My name is called to head into operation room one, it’s show time. Alrighty then, I thought. Walking into the OR room, nothing out of the ordinary, just a typical surgical room. I lay on the cushiony table and the doctor begins. He starts with my right eye. Taping my eye lids open, numbing drops come next, then the scalpel. He cuts a layer of my eye ball off, I can see it all happen, but can’t feel a single thing. My heart rate and breathing increases slightly, it’s the eye phobia thing that I mentioned earlier. Then comes total darkness, I felt as if a suction cuff was placed on my eye, then the laser did its magic. My sight begins to come back, I see the doctor putting the layer of eye ball he had removed literally three minutes earlier, yep, it lasted only mere minutes. Then he moved on to the left eye and did the exact same thing.

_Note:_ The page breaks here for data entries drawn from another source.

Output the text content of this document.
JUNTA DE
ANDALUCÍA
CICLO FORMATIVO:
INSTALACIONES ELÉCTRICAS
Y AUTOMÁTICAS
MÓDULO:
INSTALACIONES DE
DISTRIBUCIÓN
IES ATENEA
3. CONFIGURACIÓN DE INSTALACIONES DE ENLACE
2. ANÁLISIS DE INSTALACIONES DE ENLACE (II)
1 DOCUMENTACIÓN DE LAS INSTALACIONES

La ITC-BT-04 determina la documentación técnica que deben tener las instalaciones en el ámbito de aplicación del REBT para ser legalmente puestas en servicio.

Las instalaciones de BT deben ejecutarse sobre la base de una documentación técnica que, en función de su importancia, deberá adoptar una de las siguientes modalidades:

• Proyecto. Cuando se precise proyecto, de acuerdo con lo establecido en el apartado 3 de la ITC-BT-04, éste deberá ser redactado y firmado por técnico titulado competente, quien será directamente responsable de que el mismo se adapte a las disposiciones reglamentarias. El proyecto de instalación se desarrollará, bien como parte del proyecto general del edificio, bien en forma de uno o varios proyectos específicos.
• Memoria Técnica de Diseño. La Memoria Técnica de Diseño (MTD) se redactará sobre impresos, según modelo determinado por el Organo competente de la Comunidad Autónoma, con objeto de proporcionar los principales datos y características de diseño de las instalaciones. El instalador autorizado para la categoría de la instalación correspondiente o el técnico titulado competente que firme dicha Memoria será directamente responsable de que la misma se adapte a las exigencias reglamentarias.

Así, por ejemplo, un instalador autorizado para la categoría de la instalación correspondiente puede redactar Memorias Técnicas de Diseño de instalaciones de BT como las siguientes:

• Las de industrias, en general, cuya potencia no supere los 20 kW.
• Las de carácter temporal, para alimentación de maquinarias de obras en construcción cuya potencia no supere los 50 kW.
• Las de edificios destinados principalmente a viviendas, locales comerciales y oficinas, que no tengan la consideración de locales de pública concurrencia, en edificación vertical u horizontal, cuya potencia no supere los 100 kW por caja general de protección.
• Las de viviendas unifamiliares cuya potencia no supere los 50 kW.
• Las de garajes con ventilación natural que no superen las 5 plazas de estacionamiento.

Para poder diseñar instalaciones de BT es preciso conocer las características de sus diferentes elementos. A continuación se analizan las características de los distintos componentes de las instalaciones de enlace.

If you think that was the defining moment I overcame my eye phobia, guess again. That was phase one of two. For the next couple of weeks or so you have to put three separate types of eye drops in several times a day, especially for the first week – that helps the eyes heal and keeps them moist. I literally couldn’t put the drops in, having the little bottle of liquid hovering above and watching droplets fall into your eyes just didn’t work for me. I ended up getting other people to help me and do it for me. I eventually became accustomed to the drops and eventually my phobia disappeared. After many years and struggles of things only people who wear glasses could understand, I finally could see again and no longer have an eye phobia.

The reason why I’m sharing my story is two-fold, one to say who cares what other people think of you, let them judge. It really doesn’t matter, there are more important things in life. Secondly, sometimes the best way to conquer a phobia is to hit it head on.